Georges Iraschko en descendit. Il salua avec un sourire heureux et allait s’éloigner, lorsqu’il aperçut le prince.

Les deux hommes se serrèrent la main.

— Venez-vous, mon oncle ? dit Roma.

— Volontiers, chère enfant. Madame de Riffemont, mes hommages. Ma nièce avait hâte de vous revoir ; vous lui manquiez. Aussi, dès votre lettre, a-t-elle couru à Riom, au-devant de vous.

La dame de compagnie, assise près de Roma, répondit en souriant :

— À moi aussi, le retour est doux. Prince, montez donc.

— Tout à l’heure, Roma, voici la marquise de Montflor et sa fille qui viennent vers vous. Ne voulez-vous pas leur parler ?

— Volontiers. Vous savez, Magda, ajouta-t-elle en se tournant vers Mme de Riffemont, ce sont nos naufragées d’hier, dont je vous parlais en venant.

— Dites plutôt « pannées », interrompit Georges Iraschko.
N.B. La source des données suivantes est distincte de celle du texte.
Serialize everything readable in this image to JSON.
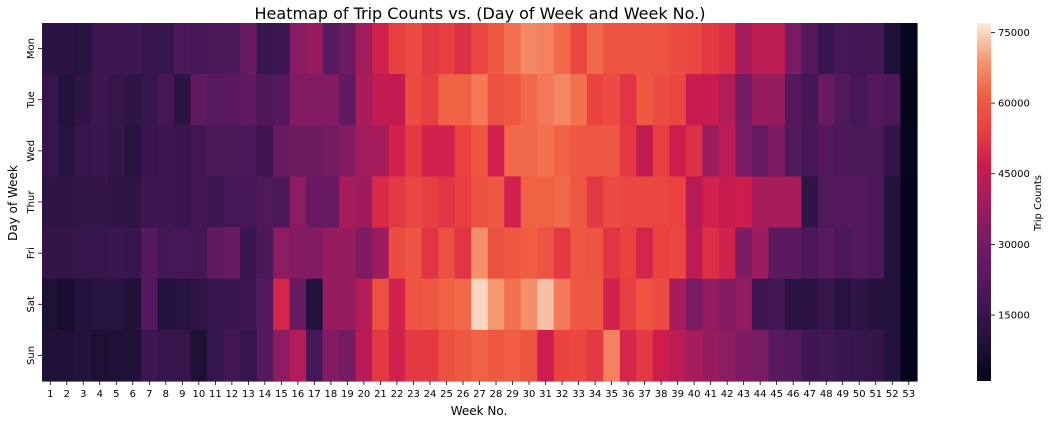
{
  "chart_data": {
    "type": "heatmap",
    "title": "Heatmap of Trip Counts vs. (Day of Week and Week No.)",
    "xlabel": "Week No.",
    "ylabel": "Day of Week",
    "colorbar_label": "Trip Counts",
    "colormap": "rocket",
    "vmin": 1000,
    "vmax": 77000,
    "colorbar_ticks": [
      15000,
      30000,
      45000,
      60000,
      75000
    ],
    "colorbar_tick_labels": [
      "15000",
      "30000",
      "45000",
      "60000",
      "75000"
    ],
    "x_categories": [
      "1",
      "2",
      "3",
      "4",
      "5",
      "6",
      "7",
      "8",
      "9",
      "10",
      "11",
      "12",
      "13",
      "14",
      "15",
      "16",
      "17",
      "18",
      "19",
      "20",
      "21",
      "22",
      "23",
      "24",
      "25",
      "26",
      "27",
      "28",
      "29",
      "30",
      "31",
      "32",
      "33",
      "34",
      "35",
      "36",
      "37",
      "38",
      "39",
      "40",
      "41",
      "42",
      "43",
      "44",
      "45",
      "46",
      "47",
      "48",
      "49",
      "50",
      "51",
      "52",
      "53"
    ],
    "y_categories": [
      "Mon",
      "Tue",
      "Wed",
      "Thur",
      "Fri",
      "Sat",
      "Sun"
    ],
    "values": [
      [
        12000,
        12000,
        11000,
        17000,
        17000,
        17000,
        15000,
        15000,
        20000,
        19000,
        20000,
        20000,
        27000,
        15000,
        17000,
        34000,
        37000,
        23000,
        28000,
        39000,
        48000,
        54000,
        57000,
        53000,
        54000,
        51000,
        56000,
        60000,
        64000,
        67000,
        66000,
        63000,
        56000,
        63000,
        59000,
        59000,
        59000,
        59000,
        57000,
        56000,
        53000,
        51000,
        40000,
        44000,
        44000,
        31000,
        22000,
        16000,
        19000,
        18000,
        18000,
        9000,
        2000
      ],
      [
        15000,
        10000,
        13000,
        17000,
        15000,
        13000,
        15000,
        19000,
        12000,
        25000,
        23000,
        24000,
        25000,
        20000,
        22000,
        33000,
        33000,
        33000,
        25000,
        40000,
        45000,
        45000,
        57000,
        54000,
        62000,
        62000,
        65000,
        58000,
        60000,
        63000,
        65000,
        67000,
        64000,
        55000,
        57000,
        52000,
        60000,
        57000,
        56000,
        46000,
        46000,
        42000,
        30000,
        37000,
        37000,
        22000,
        18000,
        27000,
        21000,
        19000,
        22000,
        20000,
        1500
      ],
      [
        15000,
        11000,
        15000,
        16000,
        14000,
        11000,
        16000,
        17000,
        16000,
        18000,
        20000,
        20000,
        20000,
        17000,
        27000,
        28000,
        28000,
        30000,
        33000,
        39000,
        40000,
        48000,
        53000,
        48000,
        48000,
        55000,
        59000,
        48000,
        63000,
        63000,
        64000,
        62000,
        60000,
        60000,
        60000,
        53000,
        45000,
        54000,
        47000,
        51000,
        38000,
        44000,
        31000,
        26000,
        32000,
        21000,
        19000,
        22000,
        20000,
        20000,
        20000,
        14000,
        2000
      ],
      [
        13000,
        13000,
        14000,
        14000,
        13000,
        13000,
        17000,
        17000,
        16000,
        18000,
        17000,
        19000,
        19000,
        21000,
        20000,
        35000,
        27000,
        27000,
        40000,
        38000,
        50000,
        53000,
        56000,
        54000,
        52000,
        54000,
        58000,
        60000,
        48000,
        62000,
        62000,
        63000,
        60000,
        53000,
        57000,
        56000,
        56000,
        56000,
        55000,
        43000,
        48000,
        46000,
        47000,
        40000,
        40000,
        40000,
        13000,
        21000,
        22000,
        22000,
        20000,
        10000,
        1500
      ],
      [
        14000,
        14000,
        15000,
        15000,
        16000,
        15000,
        22000,
        18000,
        19000,
        18000,
        25000,
        27000,
        16000,
        20000,
        35000,
        33000,
        33000,
        37000,
        37000,
        32000,
        38000,
        57000,
        59000,
        52000,
        58000,
        52000,
        68000,
        58000,
        60000,
        61000,
        59000,
        53000,
        60000,
        59000,
        52000,
        55000,
        49000,
        55000,
        56000,
        44000,
        51000,
        48000,
        32000,
        38000,
        24000,
        24000,
        20000,
        23000,
        20000,
        22000,
        20000,
        10000,
        1500
      ],
      [
        8000,
        7000,
        10000,
        11000,
        11000,
        9000,
        22000,
        10000,
        11000,
        13000,
        15000,
        16000,
        17000,
        22000,
        49000,
        27000,
        10000,
        37000,
        37000,
        42000,
        58000,
        48000,
        59000,
        60000,
        62000,
        63000,
        75000,
        69000,
        64000,
        68000,
        73000,
        65000,
        60000,
        60000,
        48000,
        54000,
        59000,
        57000,
        40000,
        31000,
        36000,
        33000,
        36000,
        17000,
        18000,
        12000,
        12000,
        15000,
        11000,
        13000,
        10000,
        10000,
        1500
      ],
      [
        9000,
        9000,
        10000,
        8000,
        9000,
        9000,
        17000,
        15000,
        15000,
        8000,
        15000,
        18000,
        15000,
        22000,
        35000,
        42000,
        19000,
        33000,
        30000,
        43000,
        53000,
        48000,
        53000,
        53000,
        58000,
        60000,
        62000,
        60000,
        61000,
        59000,
        47000,
        55000,
        56000,
        53000,
        66000,
        49000,
        53000,
        47000,
        44000,
        40000,
        37000,
        35000,
        32000,
        31000,
        23000,
        22000,
        17000,
        18000,
        16000,
        15000,
        14000,
        10000,
        1500
      ]
    ]
  }
}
Roma descendit légèrement de la victoria, pour recevoir la comtesse qui s’approchait.

— Je suis heureuse, madame, de vous revoir, dit Mme de Montflor ; vous nous avez rendu hier un bien grand service.

— Ce serait discutable, répondit en riant Roma. Si un témoin indifférent avait pu juger l’aventure, il nous donnerait, je crois, quelques torts. Nous avons été la cause initiale du dommage.
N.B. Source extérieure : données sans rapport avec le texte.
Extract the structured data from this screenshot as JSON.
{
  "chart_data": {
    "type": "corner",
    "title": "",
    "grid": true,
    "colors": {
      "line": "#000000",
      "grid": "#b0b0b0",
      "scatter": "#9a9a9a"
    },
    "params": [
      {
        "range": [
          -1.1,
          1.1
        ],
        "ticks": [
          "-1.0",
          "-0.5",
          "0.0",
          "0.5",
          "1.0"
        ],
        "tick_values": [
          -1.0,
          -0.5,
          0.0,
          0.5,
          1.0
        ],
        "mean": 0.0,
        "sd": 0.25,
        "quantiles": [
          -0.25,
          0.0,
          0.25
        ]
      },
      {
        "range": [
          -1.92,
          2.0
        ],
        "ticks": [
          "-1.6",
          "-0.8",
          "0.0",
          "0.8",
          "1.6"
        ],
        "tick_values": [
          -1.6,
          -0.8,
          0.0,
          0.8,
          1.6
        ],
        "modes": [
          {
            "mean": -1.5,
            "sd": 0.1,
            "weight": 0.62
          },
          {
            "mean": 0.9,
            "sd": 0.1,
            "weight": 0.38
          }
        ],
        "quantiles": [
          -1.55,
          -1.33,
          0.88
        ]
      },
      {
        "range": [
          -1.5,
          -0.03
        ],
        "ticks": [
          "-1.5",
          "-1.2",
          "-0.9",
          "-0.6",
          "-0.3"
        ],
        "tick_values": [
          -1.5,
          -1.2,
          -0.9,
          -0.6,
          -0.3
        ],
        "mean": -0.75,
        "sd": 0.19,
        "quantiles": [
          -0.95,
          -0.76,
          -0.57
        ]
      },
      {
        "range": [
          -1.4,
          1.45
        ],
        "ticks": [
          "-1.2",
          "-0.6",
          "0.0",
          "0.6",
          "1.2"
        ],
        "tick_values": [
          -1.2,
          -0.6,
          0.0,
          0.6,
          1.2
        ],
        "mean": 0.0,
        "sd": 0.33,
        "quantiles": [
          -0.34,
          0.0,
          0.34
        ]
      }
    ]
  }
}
— Vous, non, à coup sûr, intervint Paul Karakine ; vos chevaux, peut-être.

— Nos bêtes ne sont pas vingtième siècle. Elles sont d’Auvergne, dignes du temps où Guy de Châtel-Guyon commandait le pays du haut de sa forteresse. Elles ont peur des modernes machines.

— Oh ! moi aussi, approuva la marquise. On ne m’y reprendra plus à monter en auto ! J’espère avoir le plaisir, madame, de me présenter chez vous un de ces jours, quand je pourrai marcher ou me faire conduire en voiture.

— Ne prenez pas cette peine, madame, dit Roma conciliante ; les côtes de Tourleven sont bien escarpées. Je viendrai au-devant de vous de préférence.

— Vous renversez les rôles.

— Non, seulement les autos… Est-ce convenu ? Je viendrai demain de bonne heure, pour ne pas entraver votre traitement.

Sur ces mots, la jeune femme remonta en voiture, salua avec un regard circulaire et donna le signal du départ.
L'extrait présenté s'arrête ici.